Sevgililer günü kavramının kollektif hafızalarımızda tam anlamıyla ne zamandan beri yer edindiğini kestirebilmek güç fakat Google\'a \"ilk sevgililer günü kutlaması\" yazarak arayacak olursanız karşınıza kuvvetle muhtemel, Esther Howland\'ın yollamış olduğu sevgililer günü kartı mevzusundan çıkışını yakaladığını okuyacaksınız. Elbette tarihi yüz yıldan daha uzun süre öncesine dayanan her bilgi gibi bunun da yanlışlarla dolu olması muhtemel...Neticede katolik inancına dayanan bu gün, dünyayı kasıp kavuracak bir pazara dönüşmüş vaziyette. Sadece dünyayı kasıp kavurmasından bağımsız olarak, bu günde sevgilisine hediye almayanların \"duyarsızlık\" ile etiketleneceği ve mahçup olacağı gerçeği de \"sevgi\" kelimesini gayri ihtiyari bir sebeple \"istem dışı gereklilik\" konusu ile akraba ediyor.
Sevgililer Günü, yukarıda bahsetmiş olduğum iddiaya sonuna kadar sahip çıkan bir film. Çok karakterliliği ve birbirine geçmiş olan hikayeleri ile aklınıza ilk etapta Aşk Heryerde\'yi getirecek olsa da bunun bir noel filmi olmadığını hatırlatmakta fayda var. Nitekim Sevgililer Günü\'nün de artık noel ile akrabalaştığı ve kimilerine göre hazırlıklarının aylar öncesinden yapıldığı göz önünde bulundurulacak olursa aynı yolda ilerlediğini belirtebiliriz.

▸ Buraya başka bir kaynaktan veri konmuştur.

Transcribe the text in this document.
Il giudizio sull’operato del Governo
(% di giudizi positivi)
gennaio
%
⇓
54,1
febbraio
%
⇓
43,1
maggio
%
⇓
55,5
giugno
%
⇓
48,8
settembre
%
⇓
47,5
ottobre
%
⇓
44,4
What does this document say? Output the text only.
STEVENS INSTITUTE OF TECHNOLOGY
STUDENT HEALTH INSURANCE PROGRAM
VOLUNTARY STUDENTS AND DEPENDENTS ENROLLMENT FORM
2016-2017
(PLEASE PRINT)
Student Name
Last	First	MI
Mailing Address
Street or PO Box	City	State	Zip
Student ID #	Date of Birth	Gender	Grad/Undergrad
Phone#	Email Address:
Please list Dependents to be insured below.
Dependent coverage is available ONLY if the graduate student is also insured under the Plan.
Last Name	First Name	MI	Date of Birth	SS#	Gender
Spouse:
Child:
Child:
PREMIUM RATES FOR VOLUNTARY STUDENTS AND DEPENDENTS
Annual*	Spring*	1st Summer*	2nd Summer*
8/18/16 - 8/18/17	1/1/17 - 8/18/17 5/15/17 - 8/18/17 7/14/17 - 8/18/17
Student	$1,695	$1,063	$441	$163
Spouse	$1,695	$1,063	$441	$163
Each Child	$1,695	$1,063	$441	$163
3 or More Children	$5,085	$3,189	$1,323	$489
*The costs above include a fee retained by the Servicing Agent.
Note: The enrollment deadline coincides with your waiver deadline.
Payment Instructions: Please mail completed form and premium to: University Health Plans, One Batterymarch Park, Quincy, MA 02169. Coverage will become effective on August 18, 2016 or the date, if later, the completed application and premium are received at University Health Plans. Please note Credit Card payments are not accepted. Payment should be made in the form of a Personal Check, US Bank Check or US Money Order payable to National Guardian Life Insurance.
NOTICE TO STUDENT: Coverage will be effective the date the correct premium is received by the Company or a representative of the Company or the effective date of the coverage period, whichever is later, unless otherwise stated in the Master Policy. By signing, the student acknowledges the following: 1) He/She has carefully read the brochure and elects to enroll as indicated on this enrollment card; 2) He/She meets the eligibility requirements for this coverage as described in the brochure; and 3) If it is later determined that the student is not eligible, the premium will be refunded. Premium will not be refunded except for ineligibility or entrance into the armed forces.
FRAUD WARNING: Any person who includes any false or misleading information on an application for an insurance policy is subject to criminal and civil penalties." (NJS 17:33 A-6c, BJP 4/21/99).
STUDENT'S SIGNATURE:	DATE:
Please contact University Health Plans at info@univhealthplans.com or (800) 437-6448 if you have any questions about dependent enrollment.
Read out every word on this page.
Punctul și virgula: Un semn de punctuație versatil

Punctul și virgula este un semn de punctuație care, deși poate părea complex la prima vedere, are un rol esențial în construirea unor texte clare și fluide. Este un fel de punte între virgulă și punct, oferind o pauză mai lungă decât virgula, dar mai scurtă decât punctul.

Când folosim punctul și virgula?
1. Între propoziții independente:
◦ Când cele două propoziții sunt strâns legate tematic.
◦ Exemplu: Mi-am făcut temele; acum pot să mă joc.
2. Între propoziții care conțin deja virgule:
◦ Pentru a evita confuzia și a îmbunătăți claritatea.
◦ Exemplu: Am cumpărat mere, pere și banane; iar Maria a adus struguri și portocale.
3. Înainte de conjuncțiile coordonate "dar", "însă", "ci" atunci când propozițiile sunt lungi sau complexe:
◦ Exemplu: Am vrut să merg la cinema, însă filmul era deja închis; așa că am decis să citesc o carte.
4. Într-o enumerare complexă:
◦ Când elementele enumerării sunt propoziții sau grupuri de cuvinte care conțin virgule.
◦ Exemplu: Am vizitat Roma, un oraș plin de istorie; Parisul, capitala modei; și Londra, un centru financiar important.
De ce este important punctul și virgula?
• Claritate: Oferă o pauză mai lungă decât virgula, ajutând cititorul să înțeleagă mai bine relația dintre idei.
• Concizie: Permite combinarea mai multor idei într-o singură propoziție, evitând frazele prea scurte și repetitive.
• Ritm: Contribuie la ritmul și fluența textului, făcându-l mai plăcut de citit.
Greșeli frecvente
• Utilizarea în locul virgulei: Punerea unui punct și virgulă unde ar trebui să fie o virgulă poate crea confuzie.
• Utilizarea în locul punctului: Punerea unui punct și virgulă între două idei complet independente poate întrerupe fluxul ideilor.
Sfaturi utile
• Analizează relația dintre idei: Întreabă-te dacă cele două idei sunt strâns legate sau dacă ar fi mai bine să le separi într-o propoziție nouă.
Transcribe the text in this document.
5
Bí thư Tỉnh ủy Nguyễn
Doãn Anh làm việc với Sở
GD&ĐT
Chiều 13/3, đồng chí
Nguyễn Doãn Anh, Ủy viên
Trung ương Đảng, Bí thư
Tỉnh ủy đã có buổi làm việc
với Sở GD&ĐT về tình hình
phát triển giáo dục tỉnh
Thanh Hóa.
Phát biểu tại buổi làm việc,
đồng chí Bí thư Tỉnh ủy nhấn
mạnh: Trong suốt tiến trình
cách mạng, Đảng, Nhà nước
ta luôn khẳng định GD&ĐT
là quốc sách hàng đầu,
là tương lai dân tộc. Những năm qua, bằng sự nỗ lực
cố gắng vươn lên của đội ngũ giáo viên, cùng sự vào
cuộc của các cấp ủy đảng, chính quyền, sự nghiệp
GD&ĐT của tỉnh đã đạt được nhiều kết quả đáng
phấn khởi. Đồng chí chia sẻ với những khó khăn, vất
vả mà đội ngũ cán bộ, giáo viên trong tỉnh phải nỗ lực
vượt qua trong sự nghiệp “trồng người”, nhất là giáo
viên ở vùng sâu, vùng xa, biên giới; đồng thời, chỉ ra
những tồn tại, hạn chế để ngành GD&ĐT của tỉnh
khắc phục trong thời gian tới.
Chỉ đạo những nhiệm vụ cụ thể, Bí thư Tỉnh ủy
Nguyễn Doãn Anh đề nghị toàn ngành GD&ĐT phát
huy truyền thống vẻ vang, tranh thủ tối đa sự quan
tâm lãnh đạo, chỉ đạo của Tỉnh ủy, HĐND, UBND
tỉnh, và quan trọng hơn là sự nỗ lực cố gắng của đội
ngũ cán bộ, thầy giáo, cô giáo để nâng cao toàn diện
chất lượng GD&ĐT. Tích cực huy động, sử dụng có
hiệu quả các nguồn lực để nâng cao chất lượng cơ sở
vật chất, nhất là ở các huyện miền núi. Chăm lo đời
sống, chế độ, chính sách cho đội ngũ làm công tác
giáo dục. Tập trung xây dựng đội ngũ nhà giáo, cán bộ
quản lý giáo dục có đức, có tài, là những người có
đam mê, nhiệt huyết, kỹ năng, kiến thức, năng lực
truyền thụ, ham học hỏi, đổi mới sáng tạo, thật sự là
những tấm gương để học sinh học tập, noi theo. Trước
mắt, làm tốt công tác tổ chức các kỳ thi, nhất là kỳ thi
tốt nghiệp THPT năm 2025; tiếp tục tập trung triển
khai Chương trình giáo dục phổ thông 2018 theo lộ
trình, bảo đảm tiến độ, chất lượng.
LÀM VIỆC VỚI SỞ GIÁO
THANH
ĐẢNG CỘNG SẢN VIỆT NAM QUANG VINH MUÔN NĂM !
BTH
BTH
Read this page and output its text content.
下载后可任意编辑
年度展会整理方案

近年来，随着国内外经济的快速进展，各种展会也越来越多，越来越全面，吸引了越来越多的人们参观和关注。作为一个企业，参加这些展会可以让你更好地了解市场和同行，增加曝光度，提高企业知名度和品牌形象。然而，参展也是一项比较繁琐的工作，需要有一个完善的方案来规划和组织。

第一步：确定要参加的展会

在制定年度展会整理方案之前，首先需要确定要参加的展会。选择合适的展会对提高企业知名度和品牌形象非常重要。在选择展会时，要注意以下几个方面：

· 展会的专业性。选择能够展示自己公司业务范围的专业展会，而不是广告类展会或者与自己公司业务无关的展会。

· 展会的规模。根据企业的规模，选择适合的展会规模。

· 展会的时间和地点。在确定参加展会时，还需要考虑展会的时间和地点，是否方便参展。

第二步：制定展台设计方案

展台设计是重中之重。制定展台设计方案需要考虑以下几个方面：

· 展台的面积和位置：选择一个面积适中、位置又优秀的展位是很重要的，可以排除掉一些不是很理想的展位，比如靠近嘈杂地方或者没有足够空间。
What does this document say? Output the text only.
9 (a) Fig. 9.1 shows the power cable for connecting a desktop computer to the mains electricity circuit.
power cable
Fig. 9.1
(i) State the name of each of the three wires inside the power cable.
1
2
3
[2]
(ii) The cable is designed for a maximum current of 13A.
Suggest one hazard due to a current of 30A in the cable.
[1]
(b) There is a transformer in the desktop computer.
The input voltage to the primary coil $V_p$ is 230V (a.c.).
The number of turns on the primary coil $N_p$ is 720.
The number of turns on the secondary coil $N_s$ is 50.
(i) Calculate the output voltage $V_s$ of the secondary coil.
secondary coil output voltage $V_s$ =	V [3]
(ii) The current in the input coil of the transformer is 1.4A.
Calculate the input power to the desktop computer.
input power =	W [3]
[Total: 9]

Film, ekonomik krizin, toplumsal ayrımların ve nispeten sınıf çatışmalarının olmadığı ütopik bir gelecekte, bambaşka bir galakside geçiyor! Yani bu bakımdan kendisini \"büyüklere masallar\" kıvamında ele alabiliriz. Öyle ki karakterlerin neredeyse hepsinin tek bir derdi var : Sevgililer Günü\'nü tek başına geçirmemek! Diğer kayda değer davranış biçimi ise, sevgi ve aşk kelimelerini kalabalık bir şekilde kullanması.... Zira laf kalabalığı konusunda bu kadar aşka sarmış bir filmin, tonlarca yan hikayesinin yanında ufacık bir aşk hikayesi dahi yok! Peki ne var? Örneğin sevdiği kıza evlenme teklif edip, önce \"kabul\" sonrasında \"red\" cevabı alan bir adamın; erkek arkadaşını ziyaret etmek üzere yola çıkan bir önceki sevdiceğinin peşinden hava alanında çıplak ayakla koşturması var! Üstelik bu korkunç duygu değişiminin sadece bir kaç saat içinde yaşandığı düşünülecek olursa, sevgiden, ya da aşktan ziyade \"ne kurtarsam kardır.\" anlayışı hakim.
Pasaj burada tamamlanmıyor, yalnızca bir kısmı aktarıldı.